Intanto anche altri paesi sarebbero coinvolti e dovrebbero “pagare” i default altrui, almeno quelli causati da “cattiva” politica economica. Sapendo questo, e sapendo di non poter mungere ad esempio la più virtuosa Germania, si può attuare un nuovo “deterrente alla spesa”, giacché nessuno è veramente “solidale” dentro da esser disposto a rischiare di pagare per gli altri che sa essere i “peggiori della classe”.
Detto questo, sono sicuro quasi al 100% che per finanziarlo nasceranno finalmente gli Union Bond, e si avvierà la costruzione di una “politica finanziaria e fiscale” comunitaria. E si troveranno altre vacche da mungere. Per la crisi attuale, eh ormai è andata.
Personalmente non credo che tutto questo gioco possa funzionare, soprattutto in paesi dove il ricambio governativo è molto molto frequente, tale da troncare le responsabilità politiche già dei due anni precedenti. Lo Stato è in genere troppo grande, fa troppe cose che non dovrebbe fare e per questo spende troppi soldi, e la maggior parte delle persone chiede questo per il senso di “sicurezza” che da (un logico risk sharing), e quando le finanze non tornano nessun politico “paga” veramente i suoi errori (perché nessuno glieli fa pagare con il voto).
(scusate le virgolette frequenti, ma è che per me tutta questa architettura statale è solo burocrazia che crea burocrazia, di nessuna utilità reale).
Penso che al solito l’Europa stia perdendo un’occasione per diventare l’Europa che vogliamo. Per superare la crisi occorre incanalare il risparmio verso lo sviluppo, per creare nuove opportinità di business, per le grandi infrastrutture europee, insomma per attività sane, con ritorno economico e maggior occupazione sana.
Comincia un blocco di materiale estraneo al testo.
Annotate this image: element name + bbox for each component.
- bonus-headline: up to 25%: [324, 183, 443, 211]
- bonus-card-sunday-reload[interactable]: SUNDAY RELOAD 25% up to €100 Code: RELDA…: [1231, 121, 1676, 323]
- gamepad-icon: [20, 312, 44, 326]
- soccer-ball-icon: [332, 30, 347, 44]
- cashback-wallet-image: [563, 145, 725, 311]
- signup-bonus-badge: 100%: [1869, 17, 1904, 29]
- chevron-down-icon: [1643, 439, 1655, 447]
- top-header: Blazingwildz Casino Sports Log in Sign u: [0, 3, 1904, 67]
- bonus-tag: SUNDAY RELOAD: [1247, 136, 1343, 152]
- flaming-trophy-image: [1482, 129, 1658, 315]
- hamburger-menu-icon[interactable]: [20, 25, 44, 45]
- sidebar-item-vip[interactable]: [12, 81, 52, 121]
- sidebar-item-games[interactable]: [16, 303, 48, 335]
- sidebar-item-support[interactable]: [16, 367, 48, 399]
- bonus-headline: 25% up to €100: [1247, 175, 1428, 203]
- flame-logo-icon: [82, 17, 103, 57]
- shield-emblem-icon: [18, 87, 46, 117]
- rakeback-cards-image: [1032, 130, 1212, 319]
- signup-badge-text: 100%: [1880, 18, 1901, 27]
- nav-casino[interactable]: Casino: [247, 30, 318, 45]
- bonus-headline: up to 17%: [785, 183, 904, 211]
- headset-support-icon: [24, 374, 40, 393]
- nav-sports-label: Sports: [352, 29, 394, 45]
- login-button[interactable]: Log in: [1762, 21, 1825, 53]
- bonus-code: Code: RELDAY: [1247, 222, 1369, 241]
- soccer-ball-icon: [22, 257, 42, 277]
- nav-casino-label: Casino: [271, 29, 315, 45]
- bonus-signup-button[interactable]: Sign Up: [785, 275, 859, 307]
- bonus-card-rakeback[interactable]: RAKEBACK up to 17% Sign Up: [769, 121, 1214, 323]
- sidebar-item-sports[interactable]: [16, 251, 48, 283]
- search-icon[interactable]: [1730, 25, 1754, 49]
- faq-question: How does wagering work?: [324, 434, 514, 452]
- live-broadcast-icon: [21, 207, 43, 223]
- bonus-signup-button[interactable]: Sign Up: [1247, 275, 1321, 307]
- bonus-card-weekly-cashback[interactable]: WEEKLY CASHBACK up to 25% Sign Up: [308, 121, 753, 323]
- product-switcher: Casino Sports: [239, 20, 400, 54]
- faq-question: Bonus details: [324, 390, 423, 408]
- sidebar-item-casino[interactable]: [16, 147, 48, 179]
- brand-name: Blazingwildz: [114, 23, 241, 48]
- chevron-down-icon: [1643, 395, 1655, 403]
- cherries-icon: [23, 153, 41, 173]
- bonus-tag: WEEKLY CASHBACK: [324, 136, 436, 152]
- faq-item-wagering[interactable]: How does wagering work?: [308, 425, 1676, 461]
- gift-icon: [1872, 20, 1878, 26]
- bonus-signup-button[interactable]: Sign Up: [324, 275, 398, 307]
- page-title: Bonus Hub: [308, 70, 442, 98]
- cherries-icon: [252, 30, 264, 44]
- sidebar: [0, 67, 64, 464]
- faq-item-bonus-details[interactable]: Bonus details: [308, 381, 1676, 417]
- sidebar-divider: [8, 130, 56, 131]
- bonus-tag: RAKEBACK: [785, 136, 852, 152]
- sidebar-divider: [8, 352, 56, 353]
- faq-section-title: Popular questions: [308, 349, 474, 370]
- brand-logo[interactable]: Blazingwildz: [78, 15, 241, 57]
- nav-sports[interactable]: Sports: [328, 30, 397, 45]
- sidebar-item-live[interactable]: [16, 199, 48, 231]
Per far ciò noi europei saremmo ben lieti di sottoscrivere BOND (magari a tassazione preferenziale, in quanto risparmio finalizzato o di scopo) emessi da un ENTE di Sviluppo Europeo (pensiamo ad esempio alla destinazione del TFR: il lavoro finanzia il lavoro; al finanziamento delle PMI, della R&D Europea, ecc). Tale ENTE NON DEVE essere statale europeo, ma PRIVATO, come una sorta di Banca Europea per lo Sviluppo, i cui Azionisti sarebbero i cittadini europei disposti a sottoscriverne le azioni e/o i Bond). Un tale ENTE eserciterebbe una forte attrattiva verso i capitali (risparmi e non speculatori) internazionali (?sarebbe forse proibito ad un pensionato giapponese di sottoscrivere i Bond Europei al 5% in Euro piuttosto che un magro 0,1% in Yen?). Tale ENTE/Banca d’Investimenti Europea avrebbe una massa critica tale da poter intervenire (con le regole del libero mercato) per comprare (si/no) i titoli greci sotto attacco. Forse i vari Hedge Fund ci penserebbero un pò prma di sferrare attachi. Infatti le RETI di sicurezza servono come gli IDRANTI dei pompieri (basta che ci siano, nessuno li vuole usare). Ma quel che più preme sottolineare in questa sede è che l’Europa avrebbe uno strumento europeo per canalizzare il risparmio da lavoro che finanzi il lavoro. E ben venga che tali capitali vadano a finanziare progetti in Germania pittosto che in Polonia. E’ giusto che vadano a finanziare coloro che hanno buone idee di investimento, con bei soldini di ritorno (autofinanziamento e cash flow). Si innescherebbe fra gli stati e gli operatori europei una spirale virtuosa, regolata dal libero mercato, anzichè dalle burocrazie nazionali o di Bruxelles.